La métamorphose du réalisateur, désormais achevée avec Les Huit Montagnes, sorti l’année dernière et disponible en Blu-ray et DVD chez Pyramide Vidéo, est intimement lié à son histoire intime et à la relation affective qu’il noue avec Charlotte Vandermeersch, co-réalisatrice de ce nouveau projet. Actrice de formation, elle a accompagné Felix van Groeningen depuis ses tout débuts, lui prêtant ses traits dans La merditude des choses puis dans Belgica, mais aussi en signant avec lui le scénario d’Alabama Monroe. Leur connivence dépasse la simple complicité artistique. Leurs deux âmes sont inextricablement liées à la poursuite de l’extase du septième art mais aussi charnellement. Felix van Groeningen et Charlotte Vandermeersch se disent ainsi partenaires, amis et amants. Pourtant, au moment où la crise du COVID frappe la planète, leur couple est en crise. Confinés dans leur appartement, les deux artistes peinent à affronter le défi de l’enfermement forcé. Pour s’affranchir de l’adversité, il font de la création une thérapie.

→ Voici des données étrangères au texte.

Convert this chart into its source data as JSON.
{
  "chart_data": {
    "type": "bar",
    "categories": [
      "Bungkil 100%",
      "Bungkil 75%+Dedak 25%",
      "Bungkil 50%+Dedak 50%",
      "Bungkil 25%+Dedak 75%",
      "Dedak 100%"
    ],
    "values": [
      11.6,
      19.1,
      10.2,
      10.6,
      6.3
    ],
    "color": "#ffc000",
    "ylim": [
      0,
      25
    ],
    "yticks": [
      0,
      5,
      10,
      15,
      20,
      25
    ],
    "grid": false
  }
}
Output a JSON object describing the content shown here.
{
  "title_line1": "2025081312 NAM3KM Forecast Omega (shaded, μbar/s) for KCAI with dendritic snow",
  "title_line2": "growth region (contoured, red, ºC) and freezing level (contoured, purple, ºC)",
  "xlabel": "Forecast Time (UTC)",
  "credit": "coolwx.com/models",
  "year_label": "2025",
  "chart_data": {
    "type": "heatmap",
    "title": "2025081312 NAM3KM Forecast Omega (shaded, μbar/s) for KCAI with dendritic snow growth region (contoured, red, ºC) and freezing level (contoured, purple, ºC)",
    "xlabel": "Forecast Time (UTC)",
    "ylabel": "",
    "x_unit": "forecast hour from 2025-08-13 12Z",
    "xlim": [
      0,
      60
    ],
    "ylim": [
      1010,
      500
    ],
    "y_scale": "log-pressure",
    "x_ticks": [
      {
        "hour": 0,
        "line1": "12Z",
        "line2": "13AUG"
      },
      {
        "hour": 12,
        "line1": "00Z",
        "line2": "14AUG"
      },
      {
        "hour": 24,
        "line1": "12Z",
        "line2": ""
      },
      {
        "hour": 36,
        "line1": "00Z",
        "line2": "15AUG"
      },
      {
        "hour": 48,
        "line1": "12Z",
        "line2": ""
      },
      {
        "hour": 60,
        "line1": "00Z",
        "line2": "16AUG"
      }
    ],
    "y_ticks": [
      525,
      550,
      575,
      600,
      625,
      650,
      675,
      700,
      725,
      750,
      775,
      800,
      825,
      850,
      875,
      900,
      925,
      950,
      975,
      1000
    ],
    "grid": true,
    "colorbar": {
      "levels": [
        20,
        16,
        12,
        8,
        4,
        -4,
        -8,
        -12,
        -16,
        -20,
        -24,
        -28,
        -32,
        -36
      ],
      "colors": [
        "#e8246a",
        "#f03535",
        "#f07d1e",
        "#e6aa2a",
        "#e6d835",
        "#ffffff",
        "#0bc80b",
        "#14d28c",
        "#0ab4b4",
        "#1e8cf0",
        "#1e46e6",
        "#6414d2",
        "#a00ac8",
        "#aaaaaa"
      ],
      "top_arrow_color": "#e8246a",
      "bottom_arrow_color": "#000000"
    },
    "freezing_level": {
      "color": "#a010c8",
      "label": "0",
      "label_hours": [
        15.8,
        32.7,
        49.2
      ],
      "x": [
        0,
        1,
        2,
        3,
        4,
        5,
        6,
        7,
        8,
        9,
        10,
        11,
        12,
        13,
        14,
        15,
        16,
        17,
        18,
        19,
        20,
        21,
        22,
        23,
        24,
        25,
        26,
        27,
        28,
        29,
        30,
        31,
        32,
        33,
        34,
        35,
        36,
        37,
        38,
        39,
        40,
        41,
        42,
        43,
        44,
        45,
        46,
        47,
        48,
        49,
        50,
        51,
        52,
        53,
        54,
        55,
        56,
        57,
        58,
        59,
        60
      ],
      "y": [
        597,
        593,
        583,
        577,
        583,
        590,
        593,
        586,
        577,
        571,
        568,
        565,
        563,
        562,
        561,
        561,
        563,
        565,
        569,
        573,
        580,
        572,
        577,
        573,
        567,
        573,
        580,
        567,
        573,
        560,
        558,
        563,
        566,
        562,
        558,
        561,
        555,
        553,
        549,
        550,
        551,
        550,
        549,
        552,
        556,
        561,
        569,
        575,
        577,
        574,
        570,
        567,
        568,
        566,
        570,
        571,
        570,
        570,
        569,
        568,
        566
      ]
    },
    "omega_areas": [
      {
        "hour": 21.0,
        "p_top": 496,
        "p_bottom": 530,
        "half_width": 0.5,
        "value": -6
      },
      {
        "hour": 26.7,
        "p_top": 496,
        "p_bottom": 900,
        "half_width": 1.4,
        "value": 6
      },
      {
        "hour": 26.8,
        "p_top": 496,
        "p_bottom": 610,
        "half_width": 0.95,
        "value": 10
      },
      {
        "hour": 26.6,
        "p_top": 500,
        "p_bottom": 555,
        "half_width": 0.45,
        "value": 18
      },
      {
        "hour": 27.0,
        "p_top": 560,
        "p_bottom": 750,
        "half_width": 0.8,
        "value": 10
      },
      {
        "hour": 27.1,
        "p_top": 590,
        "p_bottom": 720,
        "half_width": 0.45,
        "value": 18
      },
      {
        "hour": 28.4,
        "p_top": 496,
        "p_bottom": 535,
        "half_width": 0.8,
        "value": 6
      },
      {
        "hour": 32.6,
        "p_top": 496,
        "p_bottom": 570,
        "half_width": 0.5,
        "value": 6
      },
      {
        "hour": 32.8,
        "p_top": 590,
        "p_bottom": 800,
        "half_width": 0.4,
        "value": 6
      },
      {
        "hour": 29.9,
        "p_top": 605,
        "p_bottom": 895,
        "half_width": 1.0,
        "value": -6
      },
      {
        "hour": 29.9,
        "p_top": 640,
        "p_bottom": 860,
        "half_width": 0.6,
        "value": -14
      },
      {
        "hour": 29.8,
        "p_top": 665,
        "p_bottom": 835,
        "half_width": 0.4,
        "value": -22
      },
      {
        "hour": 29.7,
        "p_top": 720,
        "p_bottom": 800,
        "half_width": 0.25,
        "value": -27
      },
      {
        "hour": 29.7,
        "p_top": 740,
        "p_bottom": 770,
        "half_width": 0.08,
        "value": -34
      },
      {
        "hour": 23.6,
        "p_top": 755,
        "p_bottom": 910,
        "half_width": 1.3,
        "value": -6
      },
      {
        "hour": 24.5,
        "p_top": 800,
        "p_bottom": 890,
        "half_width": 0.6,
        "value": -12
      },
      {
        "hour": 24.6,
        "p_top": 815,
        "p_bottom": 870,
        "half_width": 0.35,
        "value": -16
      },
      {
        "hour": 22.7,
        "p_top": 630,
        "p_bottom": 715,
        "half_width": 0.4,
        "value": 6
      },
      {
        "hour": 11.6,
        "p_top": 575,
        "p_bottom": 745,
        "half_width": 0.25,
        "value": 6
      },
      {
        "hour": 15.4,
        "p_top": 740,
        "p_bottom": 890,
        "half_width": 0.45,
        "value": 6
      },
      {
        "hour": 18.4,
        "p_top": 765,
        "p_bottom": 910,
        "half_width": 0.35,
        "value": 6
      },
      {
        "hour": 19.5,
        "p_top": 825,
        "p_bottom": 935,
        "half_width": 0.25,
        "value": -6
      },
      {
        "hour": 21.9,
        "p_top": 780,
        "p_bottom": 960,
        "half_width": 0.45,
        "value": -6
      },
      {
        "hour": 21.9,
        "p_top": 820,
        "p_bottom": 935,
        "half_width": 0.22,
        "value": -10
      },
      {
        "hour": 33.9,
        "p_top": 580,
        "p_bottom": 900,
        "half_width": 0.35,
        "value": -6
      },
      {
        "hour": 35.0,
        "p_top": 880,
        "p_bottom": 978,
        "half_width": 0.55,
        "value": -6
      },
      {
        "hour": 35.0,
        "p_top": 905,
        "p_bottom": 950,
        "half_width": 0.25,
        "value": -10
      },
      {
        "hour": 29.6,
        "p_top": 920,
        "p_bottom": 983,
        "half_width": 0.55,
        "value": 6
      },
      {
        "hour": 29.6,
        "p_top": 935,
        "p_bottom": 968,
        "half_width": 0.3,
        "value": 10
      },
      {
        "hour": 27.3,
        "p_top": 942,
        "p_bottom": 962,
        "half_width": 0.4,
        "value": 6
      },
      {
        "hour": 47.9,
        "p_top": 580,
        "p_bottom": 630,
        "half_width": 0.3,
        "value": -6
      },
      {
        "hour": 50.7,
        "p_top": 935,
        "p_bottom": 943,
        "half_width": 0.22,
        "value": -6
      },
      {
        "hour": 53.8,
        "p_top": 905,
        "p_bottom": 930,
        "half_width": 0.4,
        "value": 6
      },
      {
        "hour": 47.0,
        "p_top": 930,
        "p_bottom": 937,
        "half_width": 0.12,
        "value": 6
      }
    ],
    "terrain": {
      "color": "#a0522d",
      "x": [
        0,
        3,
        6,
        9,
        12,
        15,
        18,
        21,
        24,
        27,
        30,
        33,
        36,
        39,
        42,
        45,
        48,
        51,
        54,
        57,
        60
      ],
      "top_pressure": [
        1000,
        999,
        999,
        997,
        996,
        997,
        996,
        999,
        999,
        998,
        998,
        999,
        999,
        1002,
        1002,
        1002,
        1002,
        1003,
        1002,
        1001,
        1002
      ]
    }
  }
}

En s’appropriant le roman de Paolo Cognetti et en élaborant ensemble la première ébauche du script, ils trouvent un échappatoire au cloisonnement et une réponse à leurs dilemmes. Les descriptions poétiques de la montagne italienne et la profondeur de cette histoire d’amitié rassemblent les deux rêveurs. La littérature fait s’effondrer les murs de l’habitat et la nature s’empare de l’imaginaire. Résolus à réaliser ensemble le long métrage, une première pour Charlotte Vandermeersch, ils font des Huit Montagnes un songe commun.
Le film s’élabore donc en tandem, comme un écho de la partition à deux qui est offerte aux deux acteurs principaux du long métrage. Pietro (Luca Marinelli) est un petit garçon de Turin qui passe chacune de ses vacances dans un village isolé des Alpes italiennes. Dans ce lieu presque entièrement déserté des hommes, seule une poignée de ruraux qui ont refusé la modernité habitent encore la bourgade. Parmi eux se trouve Bruno (Alessandro Borghi), un enfant du même âge que Pietro. Une amitié hors du commun naît entre le citadin et le campagnard et leurs différences deviennent le socle de leur complicité, dans ce royaume bucolique. Malheureusement, les aspirations de l’âge adulte séparent le binôme. Toutefois, à la mort du père de Pietro, un industriel passionné par la montagne, leur relation ressuscite. Ensemble, ils s’attèlent à la construction d’une maison isolée dans les alpages, accomplissant ainsi le dernier souhait de l’aïeul. Doucement, Pietro comprend ce qui fascinait un père avec qui il était fâché en faisant l’expérience d’un mode de vie différent et il découvre l’influence considérable qu’a eu cette figure d’autorité sur Bruno. Le logis de fortune devient alors le temple d’une amitié qui court au fil des années, un phare vers lequel reviennent sans cesse les deux jeunes hommes, le lieu de partage de leurs tourments et de leurs rêves.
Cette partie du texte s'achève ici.